Open-World KG

The official codes of Rethinking Knowledge Graph Evaluation Under the Open-World Assumption (NeurIPS 2022).

Main experiments

As the main part of experiments in our paper, we trained several models and test them on the artificial family tree KG. We need python=3.9 and the other environment requirements is shown in requirements.txt. The KG and the correlated version is in data/family_gene and data/family_gene_cor.

Our experiments need the complete training path for several models. To train the models and test them during training, run

python script/auto.py

for independent KG and

python script/auto_cor.py

for correlated KG.

In this script, we continuously detect the remaining GPU-Util and memory of the GPUs, and submit new tasks when there is remaining computing power, until all the given models have been run. You can set the excluded GPU ids in the script.
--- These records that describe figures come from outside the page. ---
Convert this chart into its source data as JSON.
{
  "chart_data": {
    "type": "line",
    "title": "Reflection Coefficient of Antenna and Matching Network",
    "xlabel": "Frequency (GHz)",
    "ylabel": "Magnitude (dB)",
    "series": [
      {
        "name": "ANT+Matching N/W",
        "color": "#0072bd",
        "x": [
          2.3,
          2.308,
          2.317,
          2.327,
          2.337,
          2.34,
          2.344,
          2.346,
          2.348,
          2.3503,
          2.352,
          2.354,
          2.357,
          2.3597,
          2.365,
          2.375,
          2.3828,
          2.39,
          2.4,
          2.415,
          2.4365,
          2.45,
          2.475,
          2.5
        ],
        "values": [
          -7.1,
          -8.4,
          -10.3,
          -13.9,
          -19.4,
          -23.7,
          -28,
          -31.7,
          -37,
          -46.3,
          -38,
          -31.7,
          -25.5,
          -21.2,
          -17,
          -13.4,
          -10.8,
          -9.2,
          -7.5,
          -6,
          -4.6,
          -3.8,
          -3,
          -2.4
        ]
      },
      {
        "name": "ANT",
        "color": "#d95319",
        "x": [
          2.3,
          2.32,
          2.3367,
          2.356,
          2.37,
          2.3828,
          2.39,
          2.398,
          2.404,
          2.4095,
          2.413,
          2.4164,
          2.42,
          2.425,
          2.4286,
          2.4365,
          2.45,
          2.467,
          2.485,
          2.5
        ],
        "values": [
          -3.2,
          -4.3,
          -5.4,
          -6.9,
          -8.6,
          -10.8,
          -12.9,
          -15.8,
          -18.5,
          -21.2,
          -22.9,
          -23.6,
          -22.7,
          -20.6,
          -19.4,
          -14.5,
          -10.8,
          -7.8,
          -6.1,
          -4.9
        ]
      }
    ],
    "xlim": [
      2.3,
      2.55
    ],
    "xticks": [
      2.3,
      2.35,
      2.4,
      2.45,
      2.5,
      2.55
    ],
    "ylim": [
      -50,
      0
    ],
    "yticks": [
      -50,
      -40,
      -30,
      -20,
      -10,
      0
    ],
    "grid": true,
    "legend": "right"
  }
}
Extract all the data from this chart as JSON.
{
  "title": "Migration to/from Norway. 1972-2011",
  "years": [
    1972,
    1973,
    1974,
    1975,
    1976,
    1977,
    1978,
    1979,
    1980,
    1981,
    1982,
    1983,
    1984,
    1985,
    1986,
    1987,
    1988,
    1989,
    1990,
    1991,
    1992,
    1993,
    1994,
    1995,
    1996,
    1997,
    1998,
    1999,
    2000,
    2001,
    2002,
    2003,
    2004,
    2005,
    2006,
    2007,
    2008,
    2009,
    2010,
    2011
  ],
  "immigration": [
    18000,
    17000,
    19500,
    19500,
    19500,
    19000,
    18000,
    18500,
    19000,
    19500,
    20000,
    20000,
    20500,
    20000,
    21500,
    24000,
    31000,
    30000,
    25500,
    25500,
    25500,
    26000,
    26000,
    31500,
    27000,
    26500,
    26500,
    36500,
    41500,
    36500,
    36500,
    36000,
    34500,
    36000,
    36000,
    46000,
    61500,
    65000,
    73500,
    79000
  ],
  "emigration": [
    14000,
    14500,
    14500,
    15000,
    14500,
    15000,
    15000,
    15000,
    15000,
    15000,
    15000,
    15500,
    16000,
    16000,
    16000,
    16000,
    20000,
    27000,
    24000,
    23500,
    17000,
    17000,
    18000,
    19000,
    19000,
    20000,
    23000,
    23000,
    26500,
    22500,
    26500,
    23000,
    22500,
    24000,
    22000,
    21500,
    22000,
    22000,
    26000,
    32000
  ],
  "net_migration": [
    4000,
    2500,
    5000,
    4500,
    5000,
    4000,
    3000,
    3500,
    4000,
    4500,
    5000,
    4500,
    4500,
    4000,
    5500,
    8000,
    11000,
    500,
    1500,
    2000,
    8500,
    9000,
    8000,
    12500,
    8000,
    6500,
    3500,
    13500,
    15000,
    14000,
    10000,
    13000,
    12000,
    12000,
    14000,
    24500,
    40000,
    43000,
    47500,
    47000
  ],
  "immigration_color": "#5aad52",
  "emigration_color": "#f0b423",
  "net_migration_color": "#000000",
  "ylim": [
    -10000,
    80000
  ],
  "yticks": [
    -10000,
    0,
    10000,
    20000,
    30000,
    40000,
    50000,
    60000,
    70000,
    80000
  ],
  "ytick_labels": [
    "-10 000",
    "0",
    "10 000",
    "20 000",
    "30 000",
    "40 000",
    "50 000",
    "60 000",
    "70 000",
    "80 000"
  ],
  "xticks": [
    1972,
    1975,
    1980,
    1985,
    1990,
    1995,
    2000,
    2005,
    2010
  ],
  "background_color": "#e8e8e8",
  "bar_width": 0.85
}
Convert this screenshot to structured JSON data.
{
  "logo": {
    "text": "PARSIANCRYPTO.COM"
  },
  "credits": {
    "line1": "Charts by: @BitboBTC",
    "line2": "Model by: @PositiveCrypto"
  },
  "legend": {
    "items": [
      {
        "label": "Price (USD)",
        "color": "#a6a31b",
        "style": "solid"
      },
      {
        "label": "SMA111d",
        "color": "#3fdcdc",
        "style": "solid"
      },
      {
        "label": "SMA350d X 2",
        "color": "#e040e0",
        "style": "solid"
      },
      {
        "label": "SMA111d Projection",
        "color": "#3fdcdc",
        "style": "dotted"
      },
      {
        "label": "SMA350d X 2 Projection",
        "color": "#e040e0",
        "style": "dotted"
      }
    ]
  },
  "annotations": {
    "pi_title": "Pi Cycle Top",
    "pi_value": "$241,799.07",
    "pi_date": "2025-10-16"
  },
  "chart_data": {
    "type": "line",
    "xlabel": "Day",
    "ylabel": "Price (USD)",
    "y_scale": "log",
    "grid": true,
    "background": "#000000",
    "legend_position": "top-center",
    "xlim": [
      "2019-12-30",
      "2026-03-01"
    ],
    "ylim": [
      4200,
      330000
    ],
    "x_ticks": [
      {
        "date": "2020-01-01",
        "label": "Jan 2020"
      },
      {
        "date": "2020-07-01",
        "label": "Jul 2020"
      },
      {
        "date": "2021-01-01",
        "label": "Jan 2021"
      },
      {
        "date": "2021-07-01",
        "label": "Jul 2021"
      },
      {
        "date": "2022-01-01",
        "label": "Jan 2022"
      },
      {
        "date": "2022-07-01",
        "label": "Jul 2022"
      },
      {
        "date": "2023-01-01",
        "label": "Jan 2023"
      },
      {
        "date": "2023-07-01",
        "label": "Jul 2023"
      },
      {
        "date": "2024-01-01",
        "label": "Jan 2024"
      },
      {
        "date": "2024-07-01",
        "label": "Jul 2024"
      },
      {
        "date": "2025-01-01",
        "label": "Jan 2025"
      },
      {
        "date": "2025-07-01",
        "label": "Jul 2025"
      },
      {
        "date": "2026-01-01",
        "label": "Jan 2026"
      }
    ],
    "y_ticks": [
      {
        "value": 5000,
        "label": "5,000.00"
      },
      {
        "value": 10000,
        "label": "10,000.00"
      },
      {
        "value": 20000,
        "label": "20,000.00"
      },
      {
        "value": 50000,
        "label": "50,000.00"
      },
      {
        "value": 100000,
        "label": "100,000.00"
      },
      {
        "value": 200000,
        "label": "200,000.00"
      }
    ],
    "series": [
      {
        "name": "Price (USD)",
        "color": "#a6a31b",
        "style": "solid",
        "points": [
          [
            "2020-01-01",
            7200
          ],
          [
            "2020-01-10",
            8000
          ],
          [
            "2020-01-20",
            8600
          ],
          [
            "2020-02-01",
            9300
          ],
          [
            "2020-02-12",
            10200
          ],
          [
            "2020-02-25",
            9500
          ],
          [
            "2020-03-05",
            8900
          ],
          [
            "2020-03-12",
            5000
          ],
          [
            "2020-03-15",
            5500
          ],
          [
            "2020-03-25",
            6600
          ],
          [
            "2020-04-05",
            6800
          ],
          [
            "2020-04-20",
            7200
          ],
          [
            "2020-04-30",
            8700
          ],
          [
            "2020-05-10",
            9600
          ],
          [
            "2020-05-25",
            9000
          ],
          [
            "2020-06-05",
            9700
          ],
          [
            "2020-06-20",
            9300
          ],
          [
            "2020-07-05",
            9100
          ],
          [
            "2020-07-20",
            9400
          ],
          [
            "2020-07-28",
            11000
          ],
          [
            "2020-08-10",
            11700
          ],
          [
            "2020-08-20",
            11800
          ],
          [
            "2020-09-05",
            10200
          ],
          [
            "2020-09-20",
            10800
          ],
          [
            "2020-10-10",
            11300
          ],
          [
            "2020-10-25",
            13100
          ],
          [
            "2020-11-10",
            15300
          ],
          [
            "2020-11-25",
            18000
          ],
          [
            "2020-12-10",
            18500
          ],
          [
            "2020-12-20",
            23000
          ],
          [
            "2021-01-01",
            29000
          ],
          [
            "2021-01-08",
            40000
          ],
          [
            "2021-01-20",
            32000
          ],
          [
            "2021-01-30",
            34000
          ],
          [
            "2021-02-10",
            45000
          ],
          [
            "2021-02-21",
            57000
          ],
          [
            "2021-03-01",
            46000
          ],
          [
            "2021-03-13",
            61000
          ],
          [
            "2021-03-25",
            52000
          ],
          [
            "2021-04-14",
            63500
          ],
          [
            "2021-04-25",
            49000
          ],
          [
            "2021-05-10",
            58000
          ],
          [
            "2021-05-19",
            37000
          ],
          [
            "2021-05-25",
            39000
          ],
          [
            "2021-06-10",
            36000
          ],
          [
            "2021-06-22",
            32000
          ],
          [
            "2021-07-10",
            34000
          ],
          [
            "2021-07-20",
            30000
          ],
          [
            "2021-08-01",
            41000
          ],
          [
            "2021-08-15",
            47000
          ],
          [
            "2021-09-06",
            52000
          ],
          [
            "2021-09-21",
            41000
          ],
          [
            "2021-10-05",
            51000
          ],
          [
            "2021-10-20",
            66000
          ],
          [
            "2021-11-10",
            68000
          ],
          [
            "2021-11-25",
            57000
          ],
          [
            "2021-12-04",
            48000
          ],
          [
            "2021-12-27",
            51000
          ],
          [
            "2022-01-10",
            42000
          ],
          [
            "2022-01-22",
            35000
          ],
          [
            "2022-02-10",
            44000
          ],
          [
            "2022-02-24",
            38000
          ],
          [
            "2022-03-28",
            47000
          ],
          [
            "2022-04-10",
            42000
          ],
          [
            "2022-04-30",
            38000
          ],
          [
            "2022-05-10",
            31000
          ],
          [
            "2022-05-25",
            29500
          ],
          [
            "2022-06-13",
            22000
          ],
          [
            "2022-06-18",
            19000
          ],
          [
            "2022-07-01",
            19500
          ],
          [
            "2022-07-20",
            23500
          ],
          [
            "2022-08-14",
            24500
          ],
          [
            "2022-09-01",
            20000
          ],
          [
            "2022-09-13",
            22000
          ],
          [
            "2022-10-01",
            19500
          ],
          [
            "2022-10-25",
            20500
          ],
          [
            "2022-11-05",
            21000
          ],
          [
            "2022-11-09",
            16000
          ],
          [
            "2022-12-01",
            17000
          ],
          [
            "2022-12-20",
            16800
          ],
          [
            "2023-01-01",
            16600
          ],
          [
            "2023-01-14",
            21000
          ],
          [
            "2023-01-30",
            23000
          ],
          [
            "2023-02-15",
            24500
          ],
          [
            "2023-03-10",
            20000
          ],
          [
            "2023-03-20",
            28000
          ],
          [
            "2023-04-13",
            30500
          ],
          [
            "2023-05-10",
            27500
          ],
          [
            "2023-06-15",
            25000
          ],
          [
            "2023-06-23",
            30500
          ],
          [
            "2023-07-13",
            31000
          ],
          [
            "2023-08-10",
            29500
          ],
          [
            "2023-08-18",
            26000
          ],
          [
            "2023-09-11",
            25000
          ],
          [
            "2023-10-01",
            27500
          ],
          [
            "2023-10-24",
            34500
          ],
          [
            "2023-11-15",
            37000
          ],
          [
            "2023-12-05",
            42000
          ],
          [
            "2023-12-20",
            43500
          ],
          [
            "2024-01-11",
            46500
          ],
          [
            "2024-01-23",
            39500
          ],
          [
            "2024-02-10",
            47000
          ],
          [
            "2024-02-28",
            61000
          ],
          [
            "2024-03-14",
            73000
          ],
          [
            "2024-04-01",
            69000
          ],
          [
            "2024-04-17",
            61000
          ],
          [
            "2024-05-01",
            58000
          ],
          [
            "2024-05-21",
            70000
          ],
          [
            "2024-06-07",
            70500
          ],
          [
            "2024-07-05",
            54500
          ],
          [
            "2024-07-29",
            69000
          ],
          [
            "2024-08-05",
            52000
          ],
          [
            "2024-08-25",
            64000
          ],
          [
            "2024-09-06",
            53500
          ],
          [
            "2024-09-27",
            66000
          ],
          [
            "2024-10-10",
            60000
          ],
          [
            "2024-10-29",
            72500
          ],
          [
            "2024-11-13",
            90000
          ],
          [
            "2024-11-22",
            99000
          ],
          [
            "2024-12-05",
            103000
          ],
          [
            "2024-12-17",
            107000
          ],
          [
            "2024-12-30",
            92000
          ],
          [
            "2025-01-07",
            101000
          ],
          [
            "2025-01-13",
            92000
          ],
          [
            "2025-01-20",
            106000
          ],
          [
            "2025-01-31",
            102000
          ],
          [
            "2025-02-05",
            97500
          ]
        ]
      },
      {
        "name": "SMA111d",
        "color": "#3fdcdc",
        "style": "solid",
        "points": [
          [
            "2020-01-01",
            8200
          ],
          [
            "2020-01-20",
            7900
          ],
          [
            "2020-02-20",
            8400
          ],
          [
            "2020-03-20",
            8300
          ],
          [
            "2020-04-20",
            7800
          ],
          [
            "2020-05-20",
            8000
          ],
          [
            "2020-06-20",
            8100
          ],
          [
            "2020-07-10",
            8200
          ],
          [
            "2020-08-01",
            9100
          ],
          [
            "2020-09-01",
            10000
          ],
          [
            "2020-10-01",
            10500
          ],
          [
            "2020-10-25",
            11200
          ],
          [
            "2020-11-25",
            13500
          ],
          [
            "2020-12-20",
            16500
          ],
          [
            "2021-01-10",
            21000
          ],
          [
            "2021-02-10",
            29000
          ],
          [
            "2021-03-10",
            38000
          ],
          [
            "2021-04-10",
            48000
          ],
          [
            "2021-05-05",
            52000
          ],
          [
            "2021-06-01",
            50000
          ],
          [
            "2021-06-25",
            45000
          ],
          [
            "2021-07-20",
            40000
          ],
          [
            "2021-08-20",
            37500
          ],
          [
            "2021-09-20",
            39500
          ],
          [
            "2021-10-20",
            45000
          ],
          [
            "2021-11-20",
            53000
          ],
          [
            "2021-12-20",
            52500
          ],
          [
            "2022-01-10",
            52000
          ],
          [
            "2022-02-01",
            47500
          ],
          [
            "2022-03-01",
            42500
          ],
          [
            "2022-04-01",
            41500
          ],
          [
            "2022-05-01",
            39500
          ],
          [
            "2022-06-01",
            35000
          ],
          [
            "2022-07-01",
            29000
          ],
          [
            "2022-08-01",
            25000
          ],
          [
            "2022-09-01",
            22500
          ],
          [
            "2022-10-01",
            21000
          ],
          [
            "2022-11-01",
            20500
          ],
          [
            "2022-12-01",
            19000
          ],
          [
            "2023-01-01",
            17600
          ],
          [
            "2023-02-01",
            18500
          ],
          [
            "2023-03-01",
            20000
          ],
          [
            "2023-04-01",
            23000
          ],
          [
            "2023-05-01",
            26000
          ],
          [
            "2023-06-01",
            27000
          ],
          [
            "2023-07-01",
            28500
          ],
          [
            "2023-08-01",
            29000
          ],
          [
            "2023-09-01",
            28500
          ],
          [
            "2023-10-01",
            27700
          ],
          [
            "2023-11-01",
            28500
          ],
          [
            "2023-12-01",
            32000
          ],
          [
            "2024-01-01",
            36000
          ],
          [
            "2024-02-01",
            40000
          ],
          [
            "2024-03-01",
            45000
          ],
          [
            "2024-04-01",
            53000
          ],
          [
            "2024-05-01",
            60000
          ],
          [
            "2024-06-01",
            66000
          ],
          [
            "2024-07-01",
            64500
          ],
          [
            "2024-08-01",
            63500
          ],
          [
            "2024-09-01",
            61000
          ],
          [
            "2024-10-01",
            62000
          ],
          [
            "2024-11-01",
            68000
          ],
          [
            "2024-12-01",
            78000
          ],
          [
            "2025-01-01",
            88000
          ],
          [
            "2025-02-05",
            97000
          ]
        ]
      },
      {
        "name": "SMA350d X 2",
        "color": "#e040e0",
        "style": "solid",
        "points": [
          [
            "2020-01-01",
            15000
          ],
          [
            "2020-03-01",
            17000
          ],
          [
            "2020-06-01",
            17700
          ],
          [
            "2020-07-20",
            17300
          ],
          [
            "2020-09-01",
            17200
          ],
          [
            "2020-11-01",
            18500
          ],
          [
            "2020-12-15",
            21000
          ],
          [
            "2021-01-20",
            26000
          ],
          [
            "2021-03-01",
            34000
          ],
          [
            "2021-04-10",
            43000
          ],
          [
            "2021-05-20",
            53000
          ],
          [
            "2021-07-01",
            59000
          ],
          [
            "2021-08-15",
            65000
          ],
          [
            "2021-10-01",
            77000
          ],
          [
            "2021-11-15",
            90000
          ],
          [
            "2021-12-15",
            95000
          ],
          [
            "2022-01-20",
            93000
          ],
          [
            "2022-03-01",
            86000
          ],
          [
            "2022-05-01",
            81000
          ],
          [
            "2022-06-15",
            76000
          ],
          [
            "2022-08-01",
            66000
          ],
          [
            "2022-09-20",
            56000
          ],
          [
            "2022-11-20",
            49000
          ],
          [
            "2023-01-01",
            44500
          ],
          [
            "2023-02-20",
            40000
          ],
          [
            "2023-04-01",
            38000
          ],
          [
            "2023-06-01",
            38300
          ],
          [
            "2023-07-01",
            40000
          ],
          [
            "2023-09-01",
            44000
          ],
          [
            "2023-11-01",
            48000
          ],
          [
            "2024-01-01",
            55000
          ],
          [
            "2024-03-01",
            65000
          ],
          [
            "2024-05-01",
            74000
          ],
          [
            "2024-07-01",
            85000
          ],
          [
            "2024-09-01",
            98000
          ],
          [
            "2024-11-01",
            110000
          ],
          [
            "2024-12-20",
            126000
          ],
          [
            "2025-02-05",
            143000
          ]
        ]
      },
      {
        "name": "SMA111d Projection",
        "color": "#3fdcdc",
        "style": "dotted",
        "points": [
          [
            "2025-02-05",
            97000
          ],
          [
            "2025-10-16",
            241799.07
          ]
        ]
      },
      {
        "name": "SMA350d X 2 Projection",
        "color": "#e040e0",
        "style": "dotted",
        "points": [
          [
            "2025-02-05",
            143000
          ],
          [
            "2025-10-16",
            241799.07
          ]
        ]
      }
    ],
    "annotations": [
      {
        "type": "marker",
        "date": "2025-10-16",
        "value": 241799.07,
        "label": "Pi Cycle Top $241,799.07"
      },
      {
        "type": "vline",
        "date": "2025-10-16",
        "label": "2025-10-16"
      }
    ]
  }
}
We use the codes at KGReasoning for the BetaE and kge-master for RotatE, ComplEx and pRotatE. We change the test process to test on both closed-world and open-world KGs.

The test results will be recorded in logs and logs_cor. Note that the process will be extremely time-consuming because we need to train tens of different models and test them frequently. The codes could spend about 20 GPU days. After all the models finish training, the complete training path is recorded in the Tensorboard file, then you can use the Jupyter Notebook visualization.ipynb to generate the figure which we show in the article.

Data generation

We provide our artificial FamilyTree KG in directory data. If you want to generate your own FamilyTree KG, you can follow the steps below.

1. Use the codes at Family tree data generator to generate the raw KG data. Please follow the instructions in this pages to generate the data. We use the following command to generate our KG.

   sh run-data-gen.sh path/to/dlv --max-branching-factor 20 --max-tree-depth 3 --max-tree-size 300 --num-samples 20 --stop-prob 0

2. Change the path in data_generate/reform_to_raw.py to the output directory of the previous step. Then run

   python data_generate/reform_to_raw.py

   to generate the KG data in the format of data/family_gene. The output file is a .txt file and each line is a triple in the format of <head> <relation> <tail>.

3. Split the training and test graph, queries and answers. Run

   python data_generate.py --path PATH --loadname FILENAME --sparse 95 85 75 65 --thre 10 --test_queries 500

   and you can look for more information by running

   python data_generate.py --help

4. We also provide the codes to re-format the generated data to the format of KGReasoning models and kge-master models. You can run

   python reform.py --sparse 95 85 75 65 --type q2b

   to KGReasoning format and

   python reform.py --sparse 95 85 75 65 --type transe

   to kge-master format.

   Note that the KGReasoning needs a stat.txt file to record the statistics of the KG. You need to create the file and write the following information in it.

   numentity: NUM_OF_ENTITIES
   numrelation: NUM_OF_RELATIONS
   

5. We generate the correlated FamilyTree KG using the prediction given by a trained KGC model. Once you have a checkpoint, you can follow the procedure in data_generate/cor_generate/cor_generate.ipynb to generate the correlated KG.

Other experiments

There are several auxiliary experiments in our article.

Visualize the prediction

The codes to generate the detailed prediction report on FB15k237 are shown in other_experiments/report. When you have a checkpoint of a KGReasoning model (Q2B, BetaE) trained on FB15k237, you can run

python other_experiments/report/report.py --data_path PATH_TO_DATA --model_path PATH_TO_CHECKPOINT --detail --cuda

to generate the report. And you can use the Jupyter Notebook other_experiments/report/name.ipynb to find what objection the index refers to.

The program need the file fb2w.nt and you should firstly unzip the fb2w.zip to get the file.

Note the process is also time-consuming. We provide the detailed report which we generated in other_experiments/report/report/output.txt.

Numerical simulation

The codes are in other_experiments/simulation. Firstly, run

python other_experiments/simulation/simu.py

to simulate the event in independent situation and then save the simulating results in a .pkl file. And use the Jupyter Notebook other_experiments/simulation/visual.ipynb to generate the figures.